WordPress would consider your child theme’s style.css file as default. Which results in your theme render no CSS styling. Hence, you will be required to mention the parent theme’s CSS file within your child theme, through this coding:

@import URL("../xyz/style.css");

Once your child theme is active, WordPress will import the CSS from your parent theme. Further, the CSS style confined in your child theme will then be executed by WordPress.

Once this is done, save your new style.css file to your child theme’s folder.

How to Activate Your Child Theme?

Yay! That was easy… right? Now all that is left is activation process.

Navigate to “Appearance > Themes” in your WordPress admin area. You will able to view both your parent and child theme, but only your parent theme would reflect as “active”.

The data you have incorporated in your CSS style in child theme should be visible to you, simply hit “Activate”, and your child theme will go live!

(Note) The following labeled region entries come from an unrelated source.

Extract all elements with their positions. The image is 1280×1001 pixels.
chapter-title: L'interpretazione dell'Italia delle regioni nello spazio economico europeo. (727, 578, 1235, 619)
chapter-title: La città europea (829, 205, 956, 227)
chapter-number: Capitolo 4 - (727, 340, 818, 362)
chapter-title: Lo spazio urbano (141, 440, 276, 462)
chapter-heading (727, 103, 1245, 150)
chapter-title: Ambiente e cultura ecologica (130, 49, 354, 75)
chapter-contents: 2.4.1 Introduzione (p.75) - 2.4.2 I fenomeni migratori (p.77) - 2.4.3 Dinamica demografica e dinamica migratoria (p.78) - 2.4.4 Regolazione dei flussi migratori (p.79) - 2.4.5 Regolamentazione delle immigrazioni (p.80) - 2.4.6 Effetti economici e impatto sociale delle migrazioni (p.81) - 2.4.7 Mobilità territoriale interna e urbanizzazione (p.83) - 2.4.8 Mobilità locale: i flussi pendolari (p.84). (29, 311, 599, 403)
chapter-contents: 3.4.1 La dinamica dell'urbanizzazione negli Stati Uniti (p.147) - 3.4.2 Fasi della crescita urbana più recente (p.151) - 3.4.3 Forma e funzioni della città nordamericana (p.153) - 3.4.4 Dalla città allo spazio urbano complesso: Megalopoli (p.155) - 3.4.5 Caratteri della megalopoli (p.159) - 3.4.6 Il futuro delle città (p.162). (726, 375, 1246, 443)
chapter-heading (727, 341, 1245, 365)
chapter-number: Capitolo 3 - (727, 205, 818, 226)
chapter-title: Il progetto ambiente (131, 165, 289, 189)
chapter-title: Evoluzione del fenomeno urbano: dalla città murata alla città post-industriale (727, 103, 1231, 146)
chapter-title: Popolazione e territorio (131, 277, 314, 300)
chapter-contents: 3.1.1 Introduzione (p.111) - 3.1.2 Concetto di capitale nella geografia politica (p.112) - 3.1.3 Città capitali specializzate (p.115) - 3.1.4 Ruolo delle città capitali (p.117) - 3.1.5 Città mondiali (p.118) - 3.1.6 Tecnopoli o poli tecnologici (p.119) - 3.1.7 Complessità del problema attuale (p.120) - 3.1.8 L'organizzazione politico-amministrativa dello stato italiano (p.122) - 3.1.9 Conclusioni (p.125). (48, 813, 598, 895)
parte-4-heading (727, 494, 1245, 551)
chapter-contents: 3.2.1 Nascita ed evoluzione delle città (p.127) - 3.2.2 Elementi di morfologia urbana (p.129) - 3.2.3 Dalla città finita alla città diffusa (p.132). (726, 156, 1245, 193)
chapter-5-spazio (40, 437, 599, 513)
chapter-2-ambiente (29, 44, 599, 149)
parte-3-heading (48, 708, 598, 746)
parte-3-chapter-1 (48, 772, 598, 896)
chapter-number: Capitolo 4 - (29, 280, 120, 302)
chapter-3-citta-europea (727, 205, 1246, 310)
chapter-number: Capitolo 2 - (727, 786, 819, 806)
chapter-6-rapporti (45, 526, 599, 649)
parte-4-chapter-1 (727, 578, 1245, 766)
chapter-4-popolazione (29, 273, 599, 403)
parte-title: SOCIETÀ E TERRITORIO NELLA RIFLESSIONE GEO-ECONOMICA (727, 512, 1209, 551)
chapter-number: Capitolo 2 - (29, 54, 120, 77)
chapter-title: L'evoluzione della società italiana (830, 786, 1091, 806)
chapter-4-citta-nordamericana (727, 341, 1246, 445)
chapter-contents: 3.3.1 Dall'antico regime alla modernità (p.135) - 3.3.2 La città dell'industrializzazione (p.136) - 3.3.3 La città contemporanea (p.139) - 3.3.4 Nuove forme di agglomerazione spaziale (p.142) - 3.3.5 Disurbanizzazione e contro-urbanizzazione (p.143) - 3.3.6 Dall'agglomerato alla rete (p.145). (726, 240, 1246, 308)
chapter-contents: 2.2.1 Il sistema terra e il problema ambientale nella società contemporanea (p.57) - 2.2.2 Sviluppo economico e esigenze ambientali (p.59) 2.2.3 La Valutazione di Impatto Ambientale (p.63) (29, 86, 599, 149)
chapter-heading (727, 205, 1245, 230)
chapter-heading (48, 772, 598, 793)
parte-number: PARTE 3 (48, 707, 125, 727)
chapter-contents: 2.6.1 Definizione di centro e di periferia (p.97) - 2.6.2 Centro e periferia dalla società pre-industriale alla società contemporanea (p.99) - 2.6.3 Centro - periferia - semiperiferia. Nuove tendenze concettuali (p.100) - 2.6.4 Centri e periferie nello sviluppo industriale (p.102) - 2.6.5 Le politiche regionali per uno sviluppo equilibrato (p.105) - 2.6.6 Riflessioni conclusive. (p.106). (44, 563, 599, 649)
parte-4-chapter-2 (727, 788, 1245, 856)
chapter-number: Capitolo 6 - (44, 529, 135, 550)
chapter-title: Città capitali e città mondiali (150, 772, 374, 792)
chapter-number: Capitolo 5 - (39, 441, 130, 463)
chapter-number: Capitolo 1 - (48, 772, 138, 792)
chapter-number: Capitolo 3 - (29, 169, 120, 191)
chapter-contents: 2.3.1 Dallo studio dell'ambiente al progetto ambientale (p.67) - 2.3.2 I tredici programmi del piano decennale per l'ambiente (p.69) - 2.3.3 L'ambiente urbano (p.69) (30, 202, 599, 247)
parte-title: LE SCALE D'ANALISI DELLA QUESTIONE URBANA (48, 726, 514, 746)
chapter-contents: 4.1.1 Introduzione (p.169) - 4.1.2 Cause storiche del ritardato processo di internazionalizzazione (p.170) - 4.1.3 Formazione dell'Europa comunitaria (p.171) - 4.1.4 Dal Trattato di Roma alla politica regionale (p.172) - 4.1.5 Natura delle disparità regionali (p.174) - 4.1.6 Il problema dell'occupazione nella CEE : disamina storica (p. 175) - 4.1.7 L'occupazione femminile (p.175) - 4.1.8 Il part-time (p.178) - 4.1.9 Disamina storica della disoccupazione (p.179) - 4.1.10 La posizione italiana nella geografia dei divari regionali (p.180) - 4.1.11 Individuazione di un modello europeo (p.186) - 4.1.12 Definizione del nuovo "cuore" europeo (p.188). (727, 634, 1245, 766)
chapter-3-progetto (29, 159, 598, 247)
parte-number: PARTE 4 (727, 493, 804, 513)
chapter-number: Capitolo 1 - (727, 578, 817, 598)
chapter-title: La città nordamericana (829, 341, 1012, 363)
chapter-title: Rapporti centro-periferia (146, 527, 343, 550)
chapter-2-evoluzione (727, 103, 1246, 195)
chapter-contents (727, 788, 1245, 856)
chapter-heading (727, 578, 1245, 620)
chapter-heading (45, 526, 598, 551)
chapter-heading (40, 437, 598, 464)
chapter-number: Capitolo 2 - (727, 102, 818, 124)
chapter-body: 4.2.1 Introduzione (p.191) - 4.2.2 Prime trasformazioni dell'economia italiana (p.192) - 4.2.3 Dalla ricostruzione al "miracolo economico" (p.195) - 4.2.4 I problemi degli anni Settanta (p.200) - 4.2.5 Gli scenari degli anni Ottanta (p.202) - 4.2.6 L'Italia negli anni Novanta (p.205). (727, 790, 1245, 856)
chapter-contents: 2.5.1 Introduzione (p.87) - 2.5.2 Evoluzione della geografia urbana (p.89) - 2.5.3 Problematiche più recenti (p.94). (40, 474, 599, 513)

You won’t notice any change in your theme’s design since you haven’t yet made any changes. But all future changes that you make in your child theme will be visible on your site. But any changes you make on your parent theme will not be applied to your child theme.

Have Fun Creating Your Child Theme!

WordPress is an incredible platform through which you can build your website for several purposes. To top it off, WordPress also provides the structure to create plugin framework or theme framework. You can create stable, high-quality theme with incredible ease while also implementing your uniqueness. This means faster development at a lower cost.